The Philharmonie de Paris concert hall holds a 2,400-seat auditorium, six rehearsal studios and a sizable educational wing. Inherent in its design is that it's “a public gathering place that eschews the sanctified atmosphere of a traditional concert hall.”
Likewise, its location at the Cité de la Musique – in the Parc de la Villette, an area that straddles the upper northeast border of Paris and the suburbs – is a strategic emplacement signaling its welcoming ouverture to all peoples and all cultures from all walks of life.

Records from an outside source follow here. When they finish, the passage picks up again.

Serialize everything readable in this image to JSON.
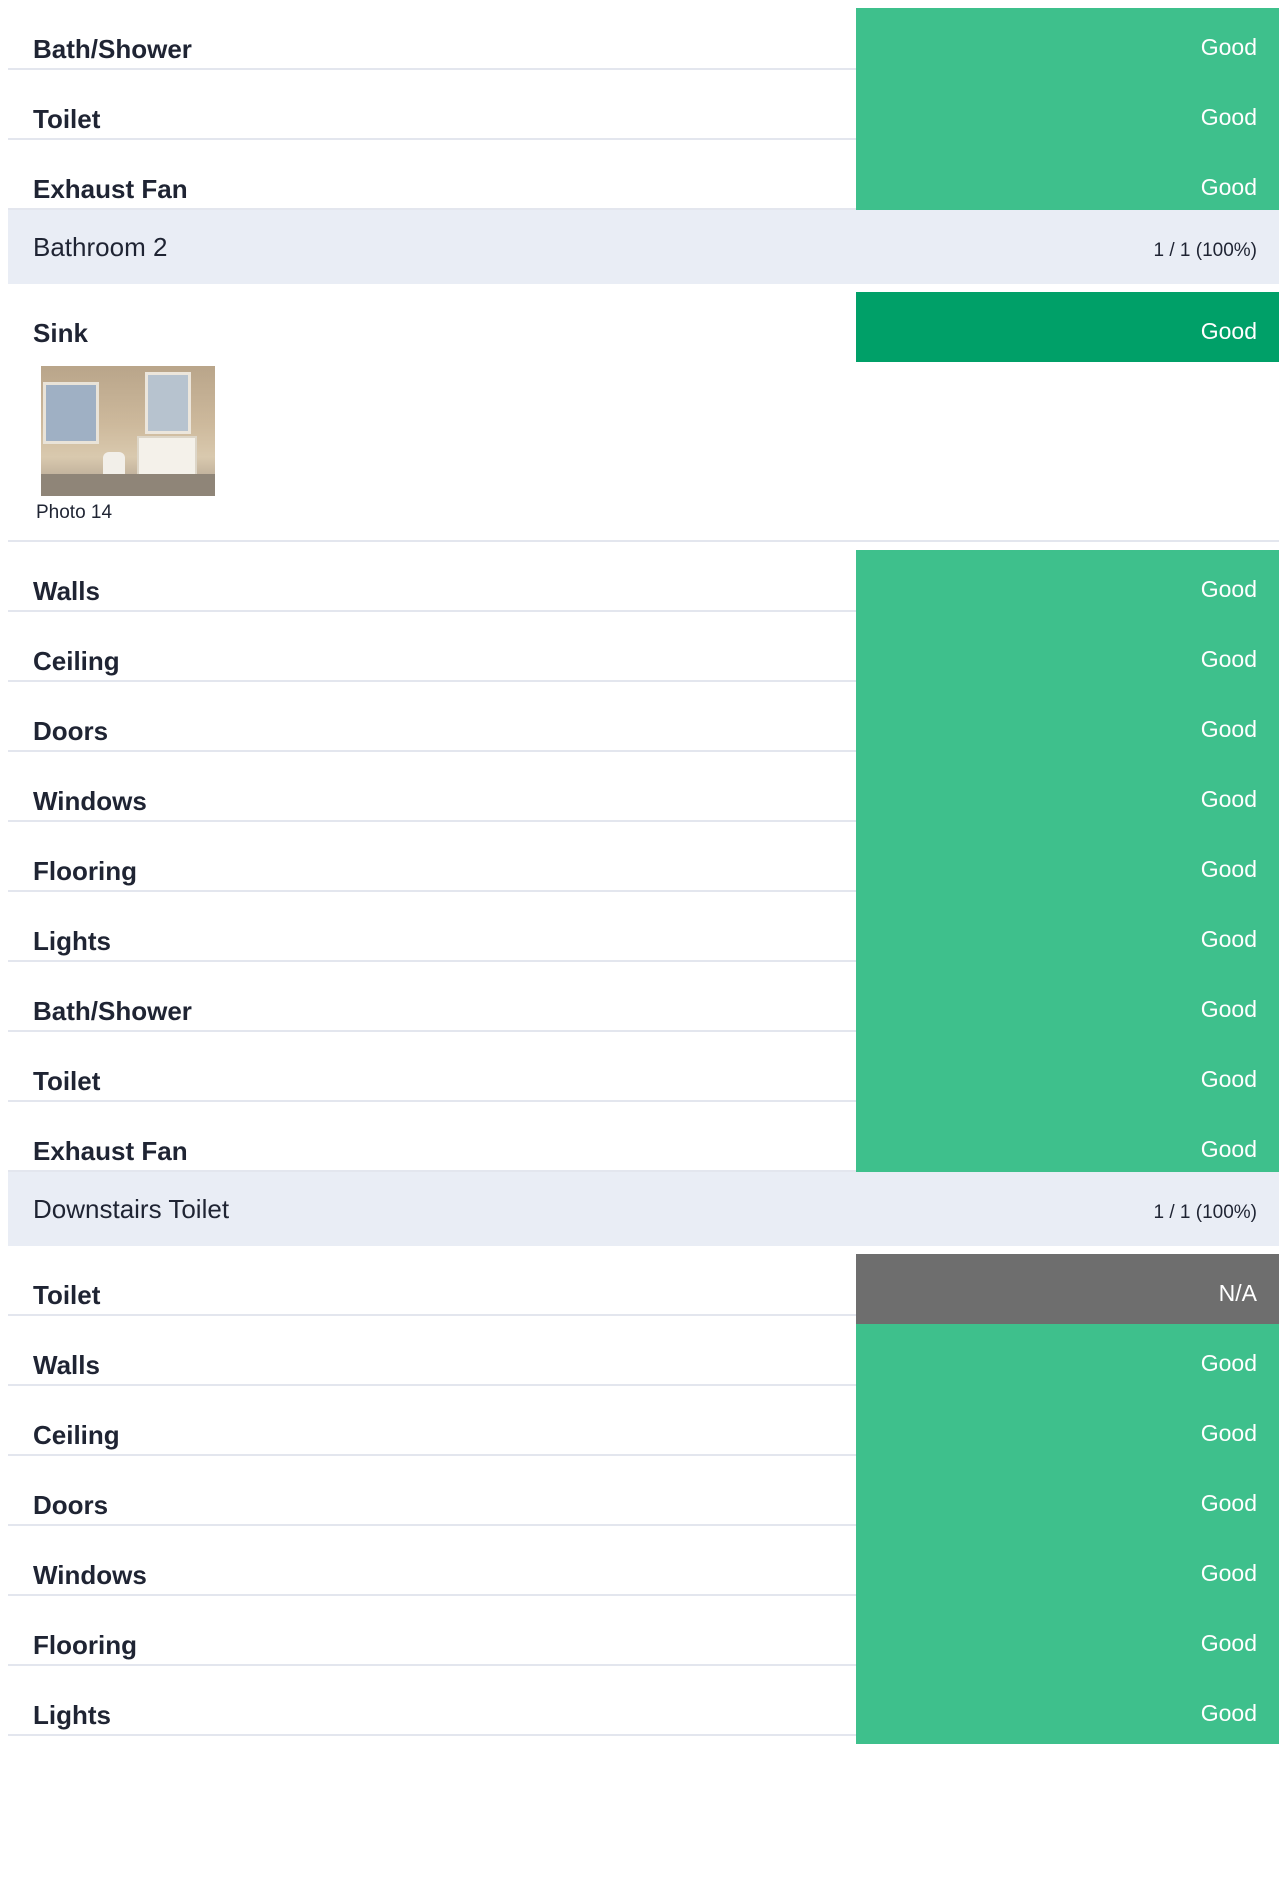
{
  "colors": {
    "good": "#3ec08c",
    "good_selected": "#00a068",
    "na": "#6e6e6e",
    "section_bg": "#e9edf5"
  },
  "rows_top": [
    {
      "name": "Bath/Shower",
      "status": "Good",
      "color": "good"
    },
    {
      "name": "Toilet",
      "status": "Good",
      "color": "good"
    },
    {
      "name": "Exhaust Fan",
      "status": "Good",
      "color": "good"
    }
  ],
  "section_bathroom2": {
    "title": "Bathroom 2",
    "count": "1 / 1 (100%)"
  },
  "sink": {
    "name": "Sink",
    "status": "Good",
    "color": "good_selected",
    "photo_caption": "Photo 14"
  },
  "rows_bathroom2": [
    {
      "name": "Walls",
      "status": "Good",
      "color": "good"
    },
    {
      "name": "Ceiling",
      "status": "Good",
      "color": "good"
    },
    {
      "name": "Doors",
      "status": "Good",
      "color": "good"
    },
    {
      "name": "Windows",
      "status": "Good",
      "color": "good"
    },
    {
      "name": "Flooring",
      "status": "Good",
      "color": "good"
    },
    {
      "name": "Lights",
      "status": "Good",
      "color": "good"
    },
    {
      "name": "Bath/Shower",
      "status": "Good",
      "color": "good"
    },
    {
      "name": "Toilet",
      "status": "Good",
      "color": "good"
    },
    {
      "name": "Exhaust Fan",
      "status": "Good",
      "color": "good"
    }
  ],
  "section_downstairs": {
    "title": "Downstairs Toilet",
    "count": "1 / 1 (100%)"
  },
  "rows_downstairs": [
    {
      "name": "Toilet",
      "status": "N/A",
      "color": "na"
    },
    {
      "name": "Walls",
      "status": "Good",
      "color": "good"
    },
    {
      "name": "Ceiling",
      "status": "Good",
      "color": "good"
    },
    {
      "name": "Doors",
      "status": "Good",
      "color": "good"
    },
    {
      "name": "Windows",
      "status": "Good",
      "color": "good"
    },
    {
      "name": "Flooring",
      "status": "Good",
      "color": "good"
    },
    {
      "name": "Lights",
      "status": "Good",
      "color": "good"
    }
  ]
}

An artist rendering of the Philharmonie de Paris' main concert hall and its "floating in space" balcony seating — Photo courtesy of Didier Ghislain / Philharmonie de Paris
Its aim is to advance the relationship between music and the general public, as well as to stretch the boundaries of what has heretofore been imagined as a concert format. Practically speaking, a good portion of the tickets – 1,000 of the 2,400 available for each concert – are set aside at reduced prices for students, the elderly, children and others.
The Philharmonie's stated aim to draw in a broad diversity of patrons from the whole of Île de France (the county that surrounds Paris, and of which Paris is a part) is reflected also in the building's façade. In fact, there is no main façade; instead, the building opens in all directions.

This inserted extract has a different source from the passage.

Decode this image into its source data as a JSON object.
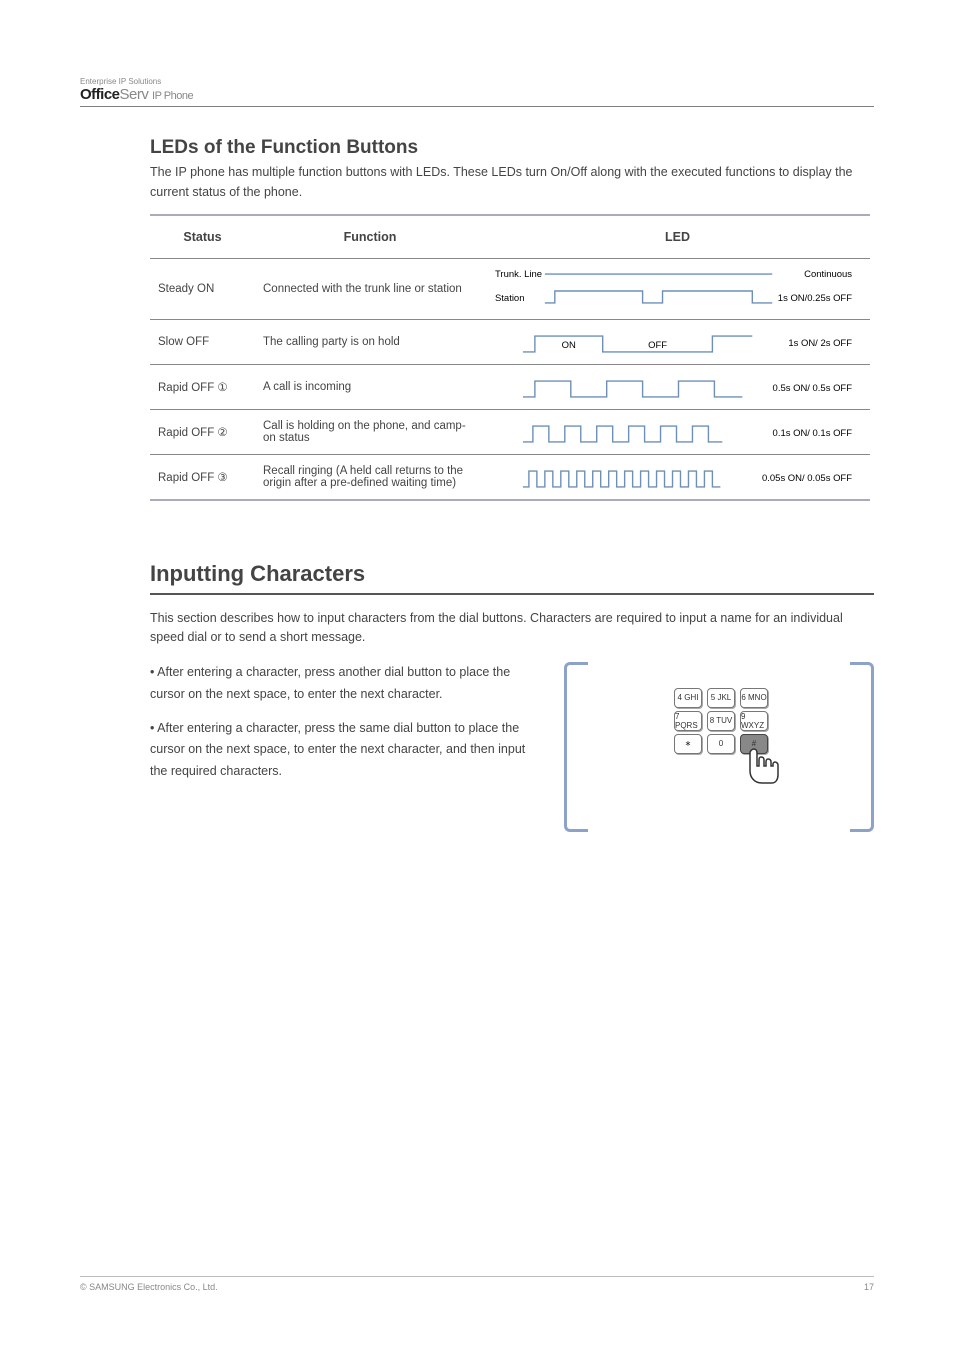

The building itself covers an area of approximately 20,000 square meters (215,000 square feet), with 2,400 square meters (25,833 square feet) of that being rehearsal space for musicians. The rest is taken up by the vast main concert hall, the foyers, the boutiques, the educational wing and the on-site cafés and restaurants.

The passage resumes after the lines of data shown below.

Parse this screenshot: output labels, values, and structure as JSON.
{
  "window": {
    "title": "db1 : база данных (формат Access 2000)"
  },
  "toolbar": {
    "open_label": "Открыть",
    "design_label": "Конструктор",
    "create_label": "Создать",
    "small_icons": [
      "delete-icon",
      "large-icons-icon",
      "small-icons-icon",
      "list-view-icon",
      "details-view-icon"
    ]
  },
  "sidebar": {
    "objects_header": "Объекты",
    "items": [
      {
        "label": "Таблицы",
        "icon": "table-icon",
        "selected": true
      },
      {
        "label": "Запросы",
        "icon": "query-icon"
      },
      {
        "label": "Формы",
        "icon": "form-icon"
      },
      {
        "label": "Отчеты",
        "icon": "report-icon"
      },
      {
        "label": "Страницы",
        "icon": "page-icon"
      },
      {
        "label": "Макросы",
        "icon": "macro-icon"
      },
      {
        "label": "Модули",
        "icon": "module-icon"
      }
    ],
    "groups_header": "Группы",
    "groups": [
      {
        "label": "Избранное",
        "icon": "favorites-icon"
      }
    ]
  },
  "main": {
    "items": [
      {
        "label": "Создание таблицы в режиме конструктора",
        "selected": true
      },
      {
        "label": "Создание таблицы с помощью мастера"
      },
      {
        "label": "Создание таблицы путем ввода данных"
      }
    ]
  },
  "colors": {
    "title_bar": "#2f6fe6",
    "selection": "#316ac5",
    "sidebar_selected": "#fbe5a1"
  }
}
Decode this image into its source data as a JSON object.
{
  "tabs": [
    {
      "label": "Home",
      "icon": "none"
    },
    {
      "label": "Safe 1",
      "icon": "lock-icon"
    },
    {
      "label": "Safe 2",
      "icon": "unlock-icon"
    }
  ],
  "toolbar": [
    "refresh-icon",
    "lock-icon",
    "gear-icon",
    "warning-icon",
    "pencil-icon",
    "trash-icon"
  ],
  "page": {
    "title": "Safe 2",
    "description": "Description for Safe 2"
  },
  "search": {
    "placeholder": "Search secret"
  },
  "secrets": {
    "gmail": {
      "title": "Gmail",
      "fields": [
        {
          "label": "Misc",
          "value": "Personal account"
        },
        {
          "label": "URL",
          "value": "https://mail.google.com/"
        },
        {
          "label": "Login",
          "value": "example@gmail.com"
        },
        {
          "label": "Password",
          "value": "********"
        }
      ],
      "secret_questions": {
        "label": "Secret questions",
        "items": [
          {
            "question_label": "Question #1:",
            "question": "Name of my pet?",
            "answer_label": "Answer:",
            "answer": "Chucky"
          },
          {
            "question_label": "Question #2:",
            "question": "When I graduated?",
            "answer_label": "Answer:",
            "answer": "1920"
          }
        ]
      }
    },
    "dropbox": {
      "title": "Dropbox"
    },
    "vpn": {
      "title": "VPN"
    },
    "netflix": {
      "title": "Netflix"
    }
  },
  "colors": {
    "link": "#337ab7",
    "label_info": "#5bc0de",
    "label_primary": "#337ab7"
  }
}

The main concert hall even offers adjoining living-working spaces for the resident Orchestre de Paris and guest orchestras. The building itself has a walkable roof, offering spectacular views onto Paris and surrounding environs.
A bird's eye view of the Philharmonie de Paris concert hall, as rendered by an artist — Photo courtesy of Didier Ghislain / Philharmonie de Paris
The seating, designed for exceptional comfort and accented by the long, deep balconies that were also furnished for comfort and ease of accessibility, complement the hall's outstanding acoustical design.
To design this fresh new approach to acoustics, architect Jean Nouvel joined forces with Harold Marshall and also worked in consultation with Yasuhisa Toyota.
Firstly, the auditorium is envisioned as an instrument itself. All of its acoustic surfaces and constituent elements, such as balconies and acoustic reflectors, are not only integrated into the visual design, but as they “float in space,” they contribute to the shared auditory experience as well.
Secondly, the performance hall envelops the audience, both physically and acoustically. Wrapped around the stage, the audience is seated in a configuration that spaces the furthest spectator from the conductor at a maximum 32 meters (105 feet). This is even when the house is at its 2,400-seat capacity!
Furthermore, the balconies, which are detached from the walls and suspended pod-like in space, invite the sensorial experience of being enveloped by the music.
"A number of vertical panels, reflectors and the ceiling have textured acoustic panels that multiply sound reflections and soften the mirror effect of very large or smooth surfaces," describes Nouvel. "The performance hall’s global acoustic volume has a reverberation time that varies between two and 2.3 seconds, creating optimal early and late sound energy and strength.”
The most convenient way to get to the Philharmonie de Paris is by public transport: metro (lines 5 and 7), bus (lines 75, 151 and 684), Noctilien (N13, N41, N45, N140), RER (line E) and tramway (line T3) can all drop you off nearby.
And in the summer, why not go by boat? The Conseil Général de Seine-Saint-Denis organizes river shuttles every summer, and two private companies – Canauxrama and ParisCanal – run river cruises that stop at the Philharmonie de Paris.